Les dépenses publiques de retraite crèvent le plafond
Par ailleurs, ce que le Cor, dont le rapport a été préparé par une armée de fonctionnaires, n’avoue pas, c’est que les régimes de retraite de la fonction publique coûtent une fortune au contribuable. Un certain équilibre des régimes publics n’est obtenu que par un taux de cotisation de l’État employeur sur les salaires des fonctionnaires de 74,3 % (126 % pour les militaires) quand il est de 16,5 % dans le privé. Selon une estimation sérieuse, la “surcotisation” publique, excédant la cotisation de droit commun des employeurs privés de 16,5 %, a été de 45 milliards d’euros en 2020. En sus, l’argent public a contribué la même année pour 70 milliards d’euros à combler les déficits de divers régimes (agricoles, spéciaux) et à couvrir diverses dépenses de solidarité ou des exonérations ciblées de cotisations. Soit des concours publics en faveur des retraites de 115 milliards d’euros pour un total de prestations versées, tous régimes confondus, de 338 milliards d’euros la même année, soit 14,7 % du PIB.
Manifestement, les retraites coûtent donc un « pognon de dingue » au contribuable. La part des dépenses publiques de retraite dans le PIB français est de près du double de la moyenne des pays de l’Organisation de coopération et de développement économiques (OCDE) : elle est de 4,6 % au Canada, 7 % aux États-Unis, 5,2 % en Australie.
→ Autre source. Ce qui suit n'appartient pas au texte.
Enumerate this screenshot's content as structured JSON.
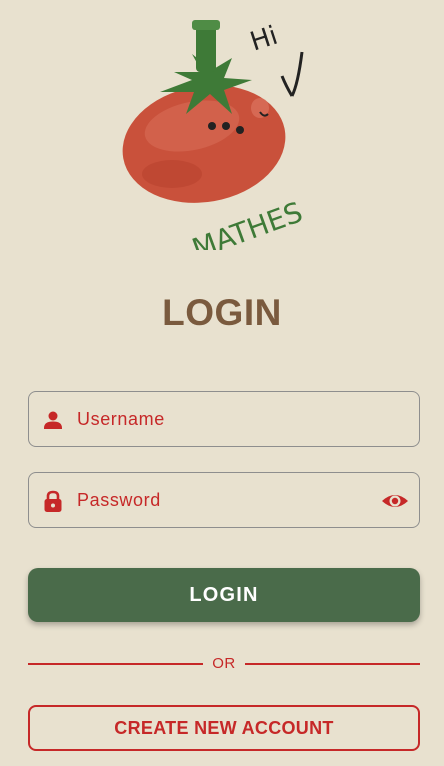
{
  "logo": {
    "greeting_text": "Hi",
    "brand_text": "MATHES",
    "colors": {
      "tomato": "#C9513B",
      "leaf": "#3E7A37",
      "ink": "#222222"
    }
  },
  "title": "LOGIN",
  "username_field": {
    "placeholder": "Username",
    "icon": "person-icon"
  },
  "password_field": {
    "placeholder": "Password",
    "icon": "lock-icon",
    "toggle_icon": "eye-icon"
  },
  "login_button": {
    "label": "LOGIN"
  },
  "divider": {
    "text": "OR"
  },
  "create_account_button": {
    "label": "CREATE NEW ACCOUNT"
  },
  "colors": {
    "background": "#E8E1CF",
    "accent_red": "#C62828",
    "primary_green": "#4A6B4A",
    "title_brown": "#7A5A3E"
  }
}
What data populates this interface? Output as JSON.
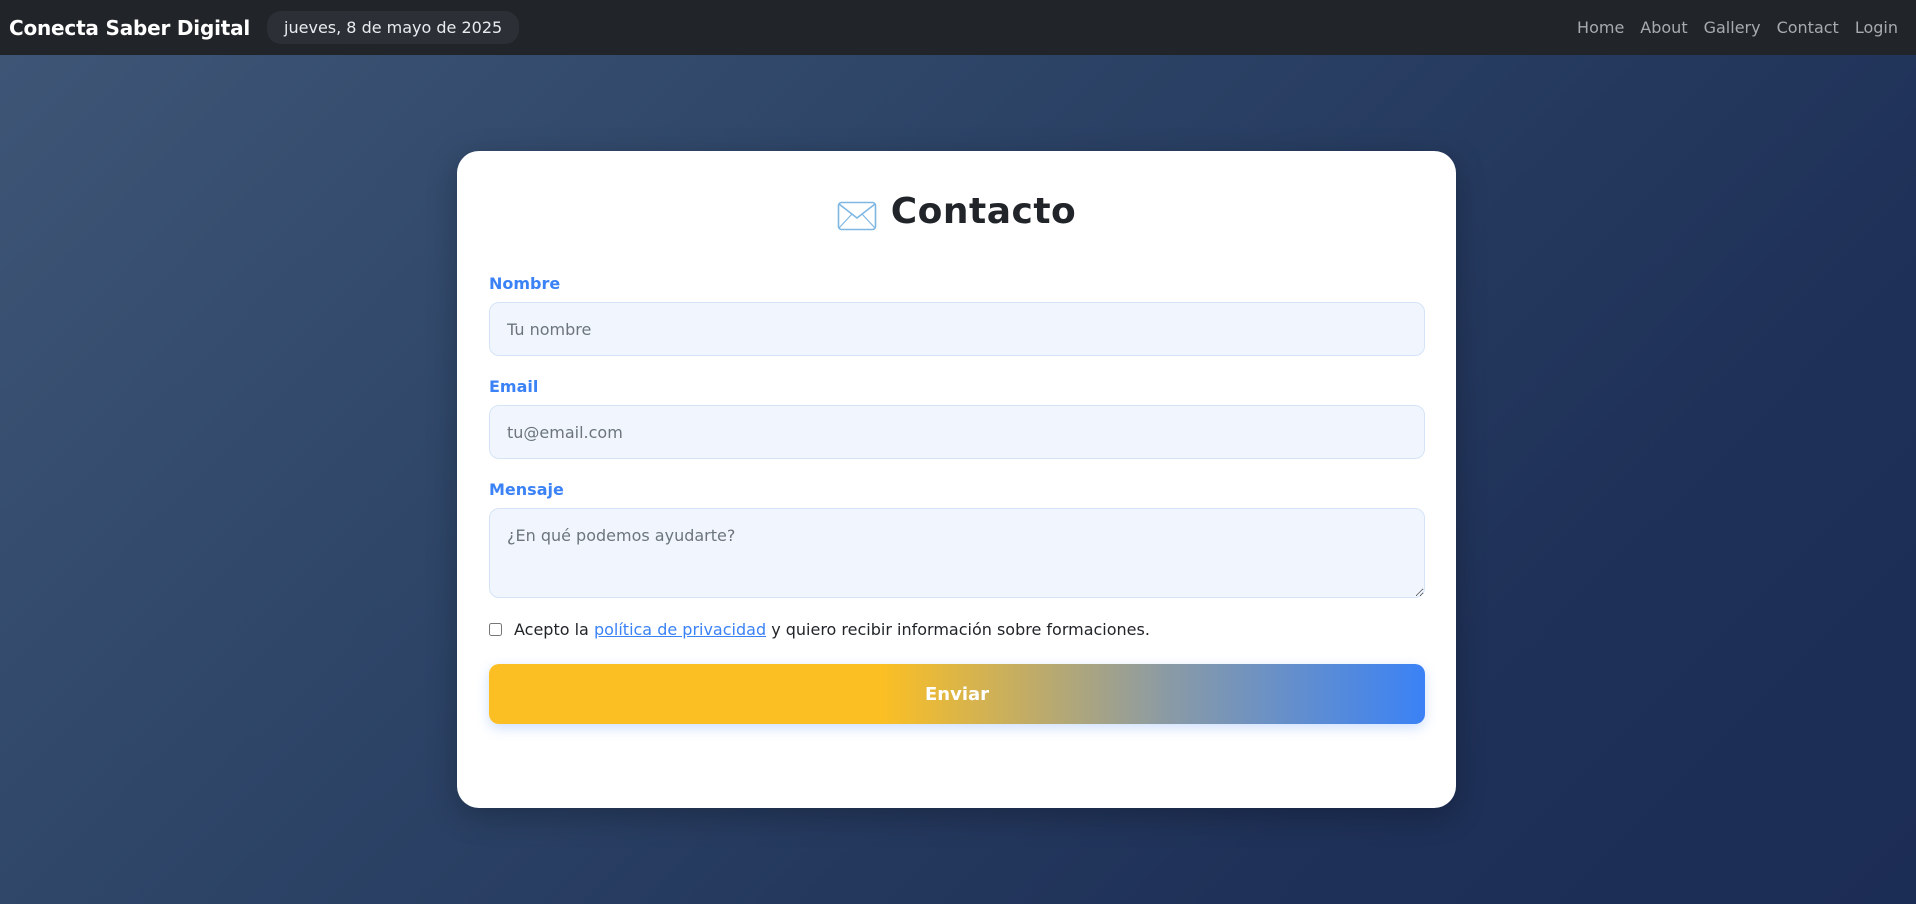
{
  "navbar": {
    "brand": "Conecta Saber Digital",
    "date": "jueves, 8 de mayo de 2025",
    "links": [
      "Home",
      "About",
      "Gallery",
      "Contact",
      "Login"
    ]
  },
  "contact": {
    "icon": "envelope-icon",
    "title": "Contacto",
    "name_label": "Nombre",
    "name_placeholder": "Tu nombre",
    "email_label": "Email",
    "email_placeholder": "tu@email.com",
    "message_label": "Mensaje",
    "message_placeholder": "¿En qué podemos ayudarte?",
    "consent_before": "Acepto la",
    "consent_link": "política de privacidad",
    "consent_after": "y quiero recibir información sobre formaciones.",
    "consent_checked": false,
    "submit_label": "Enviar"
  },
  "colors": {
    "navbar_bg": "#212529",
    "accent_blue": "#3b82f6",
    "accent_yellow": "#fbbf24"
  }
}
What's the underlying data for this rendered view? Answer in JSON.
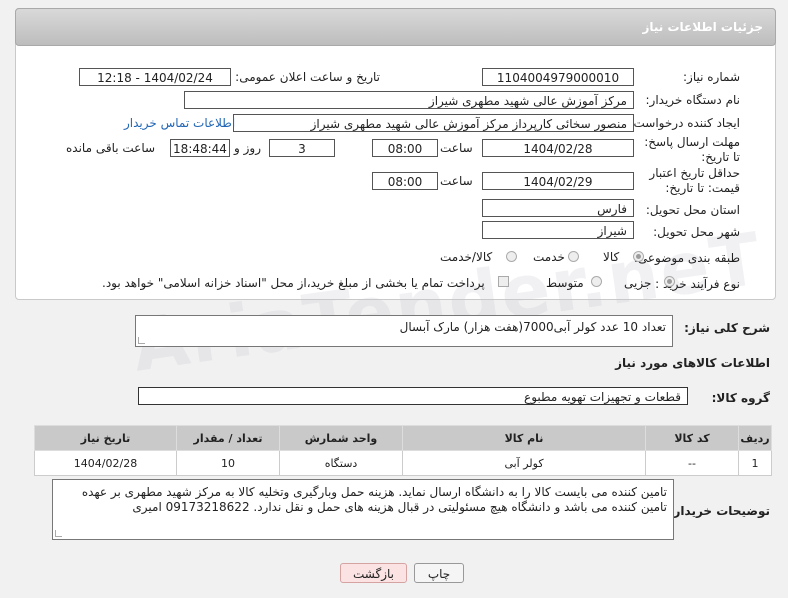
{
  "header": {
    "title": "جزئیات اطلاعات نیاز"
  },
  "labels": {
    "need_number": "شماره نیاز:",
    "announce_datetime": "تاریخ و ساعت اعلان عمومی:",
    "buyer_org": "نام دستگاه خریدار:",
    "requester": "ایجاد کننده درخواست:",
    "contact_link": "اطلاعات تماس خریدار",
    "reply_deadline": "مهلت ارسال پاسخ: تا تاریخ:",
    "time_word": "ساعت",
    "day_word": "روز و",
    "remaining": "ساعت باقی مانده",
    "price_validity": "حداقل تاریخ اعتبار قیمت: تا تاریخ:",
    "province": "استان محل تحویل:",
    "city": "شهر محل تحویل:",
    "category": "طبقه بندی موضوعی:",
    "process_type": "نوع فرآیند خرید :",
    "payment_note": "پرداخت تمام یا بخشی از مبلغ خرید،از محل \"اسناد خزانه اسلامی\" خواهد بود.",
    "general_desc": "شرح کلی نیاز:",
    "goods_info": "اطلاعات کالاهای مورد نیاز",
    "goods_group": "گروه کالا:",
    "buyer_notes": "توضیحات خریدار:"
  },
  "values": {
    "need_number": "1104004979000010",
    "announce_datetime": "1404/02/24 - 12:18",
    "buyer_org": "مرکز آموزش عالی شهید مطهری شیراز",
    "requester": "منصور سخائی کارپرداز مرکز آموزش عالی شهید مطهری شیراز",
    "reply_date": "1404/02/28",
    "reply_time": "08:00",
    "reply_days": "3",
    "reply_remaining": "18:48:44",
    "validity_date": "1404/02/29",
    "validity_time": "08:00",
    "province": "فارس",
    "city": "شیراز",
    "general_desc": "تعداد 10 عدد کولر آبی7000(هفت هزار) مارک آبسال",
    "goods_group": "قطعات و تجهیزات تهویه مطبوع",
    "buyer_notes": "تامین کننده می بایست کالا را به دانشگاه ارسال نماید. هزینه حمل وبارگیری وتخلیه کالا به مرکز شهید مطهری بر عهده تامین کننده می باشد و دانشگاه هیچ مسئولیتی در قبال هزینه های حمل و نقل ندارد. 09173218622 امیری"
  },
  "category_options": {
    "goods": "کالا",
    "service": "خدمت",
    "goods_service": "کالا/خدمت",
    "selected": "goods"
  },
  "process_options": {
    "minor": "جزیی",
    "medium": "متوسط",
    "selected": "minor"
  },
  "table": {
    "headers": [
      "ردیف",
      "کد کالا",
      "نام کالا",
      "واحد شمارش",
      "تعداد / مقدار",
      "تاریخ نیاز"
    ],
    "rows": [
      [
        "1",
        "--",
        "کولر آبی",
        "دستگاه",
        "10",
        "1404/02/28"
      ]
    ]
  },
  "buttons": {
    "print": "چاپ",
    "back": "بازگشت"
  },
  "watermark": "AriaTender.neT"
}
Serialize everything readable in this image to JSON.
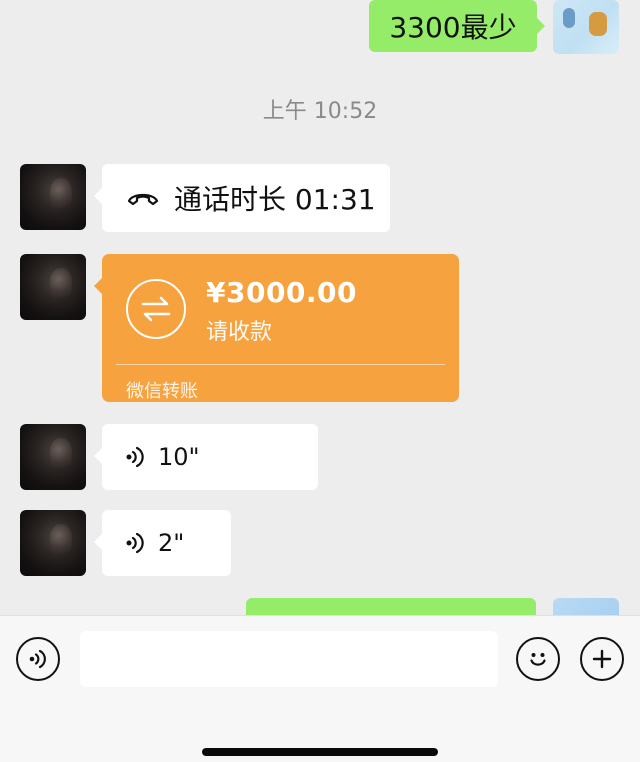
{
  "messages": {
    "outgoing_top": {
      "text": "3300最少"
    },
    "timestamp": "上午 10:52",
    "call": {
      "label": "通话时长 01:31",
      "icon": "phone-hangup-icon"
    },
    "transfer": {
      "amount": "¥3000.00",
      "subtitle": "请收款",
      "footer": "微信转账",
      "color": "#f6a23f"
    },
    "voice_1": {
      "duration": "10\""
    },
    "voice_2": {
      "duration": "2\""
    }
  },
  "input_bar": {
    "left_icon": "voice-input-icon",
    "placeholder": "",
    "emoji_icon": "emoji-icon",
    "plus_icon": "plus-icon"
  },
  "colors": {
    "background": "#ededed",
    "outgoing_bubble": "#95ec69",
    "incoming_bubble": "#ffffff",
    "transfer": "#f6a23f"
  }
}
Alors que le gouvernement fait face à des dépenses qui explosent avec un « quoi qu’il en coûte » à répétition et qu’il a promis de ne pas augmenter les prélèvements fiscaux, qui sont déjà au sommet, il ne lui restait donc plus qu’à essayer de réduire sensiblement les déséquilibres des retraites pour gagner quelques marges de manœuvre.
Il faut une réforme structurelle, et pas juste jouer sur les paramètres
Mais la réforme annoncée se limiterait à reporter de 62 à 65 ans l’âge d’ouverture des droits à la retraite, à élargir la prise en compte de la pénibilité et à fixer un montant minimal de pension de 1 100 euros par mois. Elle ne fera ainsi que reporter le problème de quelques années alors que la démographie française est sur une pente alarmante. Et en imposant les 65 ans, elle va braquer toute la gauche et le monde syndical.